The decision underneath all three is one belief I hold strongly: the matching engine must be fast and deterministic, so it isn’t allowed to do anything slow. It can’t block on a network call, can’t wait on a database write. Those slow chores get pushed out to the two ends, and a message queue sits in the middle to decouple them. Everything else about the architecture falls out of that one rule.

The picture

                 ┌────────────┐  server_requests   ┌────────────┐
   HTTP client → │   Server   │ ─────────────────→ │   Engine   │
                 │ (Actix-web)│ ←───────────────── │ (matching) │
                 └─────┬──────┘   reply by id       └─────┬──────┘
                       │ db_read_requests                 │ db_events
                       ▼                                  ▼
                 ┌──────────────────────────────────────────────┐
                 │            DB Worker  (PostgreSQL)             │
                 └──────────────────────────────────────────────┘

The services never call each other directly. They pass messages over Redis Streams — named channels you can append to and read from. The Server drops a request onto a stream; the Engine reads it, works, and replies on another; the Engine also emits events that the DB Worker quietly consumes and writes down.

What happens to one order

Remember the limit bid from the hands-on chapter — Alice buying YES at 60. Here’s the loop it actually runs:

It starts as POST /orders. The Server’s auth middleware verifies her token and pulls out her user ID, then checks the request body makes sense. It packages the order into a request — with a unique request_id stamped on it — and appends it to the server_requests stream. Then the HTTP handler does something that surprises people the first time they see it: it waits.

Over on the Engine, a consumer is reading that stream. It picks up the message, turns it into a PlaceOrder command, and hands it to the actor. The actor, one command at a time, reserves Alice’s funds, runs the matching, and either rests the order on the book or fills it. Then it does two things: it writes the result back onto a reply stream keyed by that request_id, and it emits events — OrderPlaced, and if a trade happened, TradeExecuted — onto the db_events stream.

Back on the Server, another consumer is watching reply streams. It sees the result come back under Alice’s request_id, wakes up the HTTP handler that was waiting, and returns the JSON. Meanwhile, completely out of the critical path, the DB Worker consumes those db_events and writes the order, the trade, the balance change into Postgres.

That “send a request, wait for a reply keyed by ID” dance is a little request-response pattern wrapped up in a shared redis-client package. We’ll take it apart in its own chapter.
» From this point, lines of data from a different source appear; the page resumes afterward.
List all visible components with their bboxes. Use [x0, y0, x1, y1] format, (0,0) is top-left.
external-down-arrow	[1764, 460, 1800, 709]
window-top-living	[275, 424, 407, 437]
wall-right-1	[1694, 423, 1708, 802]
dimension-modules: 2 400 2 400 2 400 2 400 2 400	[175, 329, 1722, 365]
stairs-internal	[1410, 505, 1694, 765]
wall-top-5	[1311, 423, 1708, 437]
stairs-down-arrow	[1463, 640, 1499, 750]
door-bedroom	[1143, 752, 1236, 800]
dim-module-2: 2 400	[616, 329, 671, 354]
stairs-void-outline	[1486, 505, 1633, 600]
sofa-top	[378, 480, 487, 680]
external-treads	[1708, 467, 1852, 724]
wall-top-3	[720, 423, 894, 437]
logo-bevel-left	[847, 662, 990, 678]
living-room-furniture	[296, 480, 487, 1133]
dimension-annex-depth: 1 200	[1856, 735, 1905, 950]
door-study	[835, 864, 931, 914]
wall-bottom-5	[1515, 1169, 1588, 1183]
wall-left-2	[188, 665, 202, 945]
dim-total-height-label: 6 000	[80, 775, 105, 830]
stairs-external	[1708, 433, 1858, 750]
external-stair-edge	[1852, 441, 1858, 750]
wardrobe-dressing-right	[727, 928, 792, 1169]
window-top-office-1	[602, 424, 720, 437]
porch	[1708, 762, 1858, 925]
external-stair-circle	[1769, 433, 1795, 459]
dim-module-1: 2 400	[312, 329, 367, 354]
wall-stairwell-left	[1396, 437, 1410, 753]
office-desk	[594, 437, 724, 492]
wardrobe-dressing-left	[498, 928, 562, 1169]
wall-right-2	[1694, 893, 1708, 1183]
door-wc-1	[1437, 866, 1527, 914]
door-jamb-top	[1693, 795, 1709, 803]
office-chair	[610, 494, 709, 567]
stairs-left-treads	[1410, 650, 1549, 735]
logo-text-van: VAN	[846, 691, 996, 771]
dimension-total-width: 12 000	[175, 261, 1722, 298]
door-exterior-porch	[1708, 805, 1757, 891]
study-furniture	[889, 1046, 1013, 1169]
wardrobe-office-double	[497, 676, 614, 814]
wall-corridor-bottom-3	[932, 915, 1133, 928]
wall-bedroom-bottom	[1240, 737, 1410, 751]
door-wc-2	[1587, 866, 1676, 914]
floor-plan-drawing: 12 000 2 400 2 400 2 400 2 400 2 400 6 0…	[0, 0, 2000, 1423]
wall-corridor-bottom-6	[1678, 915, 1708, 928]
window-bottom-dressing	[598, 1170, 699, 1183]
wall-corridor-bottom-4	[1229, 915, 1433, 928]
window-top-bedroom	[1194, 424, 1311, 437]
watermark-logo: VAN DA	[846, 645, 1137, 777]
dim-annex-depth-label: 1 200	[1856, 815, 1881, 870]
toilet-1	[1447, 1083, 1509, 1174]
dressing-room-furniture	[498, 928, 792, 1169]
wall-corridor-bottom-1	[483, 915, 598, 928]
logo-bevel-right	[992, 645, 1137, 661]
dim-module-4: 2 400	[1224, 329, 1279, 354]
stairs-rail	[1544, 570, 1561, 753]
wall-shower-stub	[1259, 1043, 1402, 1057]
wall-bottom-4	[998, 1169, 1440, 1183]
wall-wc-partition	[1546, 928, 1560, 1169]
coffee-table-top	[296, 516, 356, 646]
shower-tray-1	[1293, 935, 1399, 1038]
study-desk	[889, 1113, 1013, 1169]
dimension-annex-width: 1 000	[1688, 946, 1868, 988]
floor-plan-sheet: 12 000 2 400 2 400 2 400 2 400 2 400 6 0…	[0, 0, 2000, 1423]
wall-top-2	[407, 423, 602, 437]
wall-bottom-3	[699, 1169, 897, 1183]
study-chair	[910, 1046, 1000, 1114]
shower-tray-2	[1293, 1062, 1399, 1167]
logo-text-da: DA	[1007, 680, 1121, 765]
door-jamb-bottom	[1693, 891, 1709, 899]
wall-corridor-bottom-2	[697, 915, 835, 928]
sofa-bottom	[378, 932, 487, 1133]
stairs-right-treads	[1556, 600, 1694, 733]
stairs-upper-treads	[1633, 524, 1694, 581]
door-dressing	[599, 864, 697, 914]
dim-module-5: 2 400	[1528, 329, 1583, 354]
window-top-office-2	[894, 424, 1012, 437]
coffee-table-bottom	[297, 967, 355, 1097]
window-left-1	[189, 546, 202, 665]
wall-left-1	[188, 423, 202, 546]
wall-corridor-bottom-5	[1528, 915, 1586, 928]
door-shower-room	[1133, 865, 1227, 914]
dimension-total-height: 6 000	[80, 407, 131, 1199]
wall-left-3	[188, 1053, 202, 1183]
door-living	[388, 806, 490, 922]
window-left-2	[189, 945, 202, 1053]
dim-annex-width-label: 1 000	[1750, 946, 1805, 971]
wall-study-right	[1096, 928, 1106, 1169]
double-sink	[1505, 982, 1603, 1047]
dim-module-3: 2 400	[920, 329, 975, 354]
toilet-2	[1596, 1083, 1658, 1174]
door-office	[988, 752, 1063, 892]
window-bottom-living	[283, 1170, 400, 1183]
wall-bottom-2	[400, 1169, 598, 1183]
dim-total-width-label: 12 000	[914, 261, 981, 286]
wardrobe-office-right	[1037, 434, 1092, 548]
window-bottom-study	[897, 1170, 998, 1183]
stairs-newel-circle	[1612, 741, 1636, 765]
The part worth carrying with you

Look again at where the database sits in that story. The hot path — read the command, match it, reply — never touches Postgres. Writing to the database happens afterward, asynchronously, off to the side. If the database lags, or hiccups, or falls over for a minute, trades keep matching at full speed. The Engine’s in-memory state is the source of truth; the database is its mirror, catching up a beat behind.

That used to feel wrong to me — surely the database is the truth? But in a system that has to be fast and correct under load, you learn to flip it. Memory is truth, persistence is a consequence. It’s also exactly the trade-off that opens up the next set of questions: what if the reply gets lost? What if the Engine restarts and its memory is gone? Those aren’t holes I’m glossing over — they’re the whole point of later chapters on messaging reliability and on a write-ahead log that lets the Engine rebuild its state after a crash.

Where we go next

So that’s the lay of the land: three services with one job each, talking over Redis, and a hot path that stays clear of the database on purpose. With this map in your head, the code in the coming chapters won’t feel like wandering — you’ll always know which box you’re standing in.

From here the series goes hands-on, module by module, starting from an empty repository: the project scaffold, then the account model, then the matching engine itself. And as promised — every line in the open, free, no strings.